Environment: HDFS, Hive, Pig, sentry, Kerberos, LDAP, YARN, Ambari, Python.
Hadoop Administrator
Confidential
Responsibilities:
- Involved in Requirement gathering, Business Analysis and translated business requirements into Technical design in Hadoop and Big Data.
- Written Hive jobs to parse the logs and structure them in tabular format to facilitate effective querying on the log data.
- Written Map Reduce code to process and parsing the data from various sources and storing parsed data into HBase and Hive using HBase-Hive Integration.
- Involved in creating hive tables, loading with data and writing hive queries that will run internally in map reduce way.
- Involved in creating workflow to run multiple hive and Pig Jobs, which run independently with time and data availability.
- Worked on migrating MapReduce programs into Spark transformations using Spark and Scala.
- Involved in developing shell scripts and automated data management from end to end integration work.
- Used Pig as an ETL tool to do Transformations, even joins and some pre-aggregations before storing data into HDFS.
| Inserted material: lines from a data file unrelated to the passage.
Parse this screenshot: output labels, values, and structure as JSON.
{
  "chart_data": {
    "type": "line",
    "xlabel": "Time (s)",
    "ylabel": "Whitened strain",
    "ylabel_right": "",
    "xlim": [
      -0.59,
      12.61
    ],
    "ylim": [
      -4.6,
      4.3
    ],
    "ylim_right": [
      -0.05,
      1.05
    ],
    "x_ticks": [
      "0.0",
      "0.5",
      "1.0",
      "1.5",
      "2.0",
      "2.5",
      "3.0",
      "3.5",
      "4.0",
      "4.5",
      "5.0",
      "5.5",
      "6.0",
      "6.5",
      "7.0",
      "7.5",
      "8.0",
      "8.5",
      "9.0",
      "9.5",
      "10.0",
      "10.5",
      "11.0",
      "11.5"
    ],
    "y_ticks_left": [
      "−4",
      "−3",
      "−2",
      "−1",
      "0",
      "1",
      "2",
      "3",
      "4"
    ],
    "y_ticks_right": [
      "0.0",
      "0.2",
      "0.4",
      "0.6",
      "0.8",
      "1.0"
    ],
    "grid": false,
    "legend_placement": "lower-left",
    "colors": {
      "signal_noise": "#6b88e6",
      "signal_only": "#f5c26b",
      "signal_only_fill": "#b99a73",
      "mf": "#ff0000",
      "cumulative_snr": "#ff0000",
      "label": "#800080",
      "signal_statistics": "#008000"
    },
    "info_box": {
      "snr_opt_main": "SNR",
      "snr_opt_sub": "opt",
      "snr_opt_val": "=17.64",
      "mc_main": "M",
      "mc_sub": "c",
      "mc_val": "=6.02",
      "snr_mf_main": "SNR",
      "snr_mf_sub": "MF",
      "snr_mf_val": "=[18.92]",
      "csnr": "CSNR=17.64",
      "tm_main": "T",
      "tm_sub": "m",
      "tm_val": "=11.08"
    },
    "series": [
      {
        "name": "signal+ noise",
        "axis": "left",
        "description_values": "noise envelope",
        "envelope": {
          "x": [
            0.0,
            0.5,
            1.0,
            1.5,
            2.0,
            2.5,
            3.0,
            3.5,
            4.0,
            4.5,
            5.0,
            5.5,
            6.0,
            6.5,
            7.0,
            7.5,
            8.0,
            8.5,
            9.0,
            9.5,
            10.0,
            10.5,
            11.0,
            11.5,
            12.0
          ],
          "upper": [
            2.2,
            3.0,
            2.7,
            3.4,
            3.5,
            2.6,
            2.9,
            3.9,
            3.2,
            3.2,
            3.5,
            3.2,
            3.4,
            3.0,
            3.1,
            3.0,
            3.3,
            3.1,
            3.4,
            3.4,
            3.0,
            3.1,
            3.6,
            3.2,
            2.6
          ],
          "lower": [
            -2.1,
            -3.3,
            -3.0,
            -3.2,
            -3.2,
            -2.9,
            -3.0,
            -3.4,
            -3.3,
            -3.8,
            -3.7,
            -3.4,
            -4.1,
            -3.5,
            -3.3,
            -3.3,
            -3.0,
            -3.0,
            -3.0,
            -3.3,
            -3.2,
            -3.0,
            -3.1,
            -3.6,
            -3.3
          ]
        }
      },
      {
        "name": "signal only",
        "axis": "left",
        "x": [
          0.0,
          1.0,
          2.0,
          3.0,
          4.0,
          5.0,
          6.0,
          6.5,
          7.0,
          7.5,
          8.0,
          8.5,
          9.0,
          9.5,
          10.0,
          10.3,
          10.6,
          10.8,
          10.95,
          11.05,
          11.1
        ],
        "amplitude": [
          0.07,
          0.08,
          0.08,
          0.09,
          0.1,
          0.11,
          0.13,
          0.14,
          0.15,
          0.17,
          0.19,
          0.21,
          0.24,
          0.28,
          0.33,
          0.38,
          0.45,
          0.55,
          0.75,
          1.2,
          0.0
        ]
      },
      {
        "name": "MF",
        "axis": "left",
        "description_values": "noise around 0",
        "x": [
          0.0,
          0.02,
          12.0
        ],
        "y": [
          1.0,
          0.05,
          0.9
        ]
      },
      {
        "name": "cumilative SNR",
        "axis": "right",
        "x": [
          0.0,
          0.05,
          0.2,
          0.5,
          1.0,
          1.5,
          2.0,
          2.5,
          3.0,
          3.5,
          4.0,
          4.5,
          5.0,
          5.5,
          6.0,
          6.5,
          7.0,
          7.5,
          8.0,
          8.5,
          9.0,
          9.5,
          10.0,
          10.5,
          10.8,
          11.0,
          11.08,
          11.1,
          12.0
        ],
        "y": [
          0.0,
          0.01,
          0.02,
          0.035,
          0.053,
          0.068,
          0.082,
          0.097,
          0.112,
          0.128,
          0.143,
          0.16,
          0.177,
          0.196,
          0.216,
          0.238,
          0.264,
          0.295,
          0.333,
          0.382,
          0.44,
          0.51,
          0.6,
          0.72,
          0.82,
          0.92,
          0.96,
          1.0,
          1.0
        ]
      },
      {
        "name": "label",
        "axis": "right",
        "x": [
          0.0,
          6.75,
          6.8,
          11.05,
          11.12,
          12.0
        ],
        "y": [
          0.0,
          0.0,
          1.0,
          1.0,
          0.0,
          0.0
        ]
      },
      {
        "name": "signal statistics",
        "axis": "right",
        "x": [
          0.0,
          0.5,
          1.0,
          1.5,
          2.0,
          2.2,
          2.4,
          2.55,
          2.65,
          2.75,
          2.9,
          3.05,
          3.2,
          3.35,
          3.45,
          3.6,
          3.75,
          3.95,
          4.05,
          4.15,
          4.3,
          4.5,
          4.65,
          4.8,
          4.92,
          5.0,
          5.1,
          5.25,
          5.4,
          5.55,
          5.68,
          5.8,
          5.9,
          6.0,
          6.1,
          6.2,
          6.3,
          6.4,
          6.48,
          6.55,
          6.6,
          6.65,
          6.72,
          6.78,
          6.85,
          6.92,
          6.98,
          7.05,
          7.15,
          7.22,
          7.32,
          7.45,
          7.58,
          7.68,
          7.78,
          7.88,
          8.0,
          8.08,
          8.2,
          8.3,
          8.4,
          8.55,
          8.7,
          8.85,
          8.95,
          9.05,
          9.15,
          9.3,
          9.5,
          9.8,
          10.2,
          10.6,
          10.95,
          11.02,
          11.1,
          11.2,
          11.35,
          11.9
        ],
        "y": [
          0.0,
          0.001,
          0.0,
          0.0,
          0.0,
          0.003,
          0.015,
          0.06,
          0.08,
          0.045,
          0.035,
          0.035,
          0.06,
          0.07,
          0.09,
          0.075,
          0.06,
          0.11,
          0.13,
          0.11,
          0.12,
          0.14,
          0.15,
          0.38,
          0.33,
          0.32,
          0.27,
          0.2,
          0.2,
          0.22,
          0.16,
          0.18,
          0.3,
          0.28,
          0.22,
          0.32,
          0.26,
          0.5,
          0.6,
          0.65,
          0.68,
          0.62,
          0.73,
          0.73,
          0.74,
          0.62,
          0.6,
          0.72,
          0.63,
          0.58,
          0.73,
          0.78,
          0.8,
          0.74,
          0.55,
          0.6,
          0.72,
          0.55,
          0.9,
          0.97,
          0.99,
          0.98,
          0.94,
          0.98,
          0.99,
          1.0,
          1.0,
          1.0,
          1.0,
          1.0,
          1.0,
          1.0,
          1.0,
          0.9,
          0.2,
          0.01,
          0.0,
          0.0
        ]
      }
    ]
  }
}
- Built reusable Hive UDF libraries for business requirements which enabled users to use these UDF's in Hive Querying.
- Configured and optimized the Cassandra cluster and developed real-time java based application to work along with the Cassandra database.
- Used OOZIE workflow engine to manage interdependent Hadoop jobs and to automate several types of Hadoop jobs such as Java map-reduce Hive, Pig, and SQOOP.
- Experienced in using Zookeeper and OOZIE Operational Services for coordinating the cluster and scheduling workflows.
- Using HBase to store majority of data which needs to be divided based on region.
Environment: HDFS, HBase, MapReduce, Storm, Zookeeper, Hive, Pig, SQOOP, Cassandra, Spark, Scala, OOZIE, Hue, ETL, Java, JDK, J2EE, Struts.
Java Developer
Confidential
Responsibilities:
- As a programmer, involved in designing and implementation of MVC pattern.
- Extensively used XML where in process details are stored in the database and used the stored XML whenever needed.
- Part of core team to develop process engine.
- Developed Action Classes & Validation Struts framework.
- Created project related documentations like user guides based on role.
- Implemented modules like Client Management, Vendor Management.
- Implemented Access Control Mechanism to provide various access levels to the user.
- Designed and developed the application using J2EE, JSP, Struts, Hibernate, Spring technologies.
- Coded DAO and hibernate implementation Class for data access.
- Coded Springs Services Class and Transfer Objects to pass the data between layers.
- Implemented Web Services using Axis.
- Used different features of Struts like MVC, Validation framework and tag library.
- Created detail design document, Use cases, and Class Diagrams using UML.
- Written ANT scripts to build JAR, WAR and EAR files.
- Developed Standalone Java Component that will interact with Crystal Reports on Crystal Enterprise Server in order to view Reports as well Scheduling of Reports as well storing data as XML and sending data to consumers using SOAP.
- Deployed the application and tested on WebSphere Application Servers.
- Coordinated with the onsite, offshore and QA team to facilitate the quality delivery from offshore on schedule.
Environment: Java, J2EE, Spring, Spring Web Service, JSP, JavaScript, Hibernate, SOAP, CSS, Struts, WebSphere, MQ Series, JUnit, Apache, Windows XP and Linux.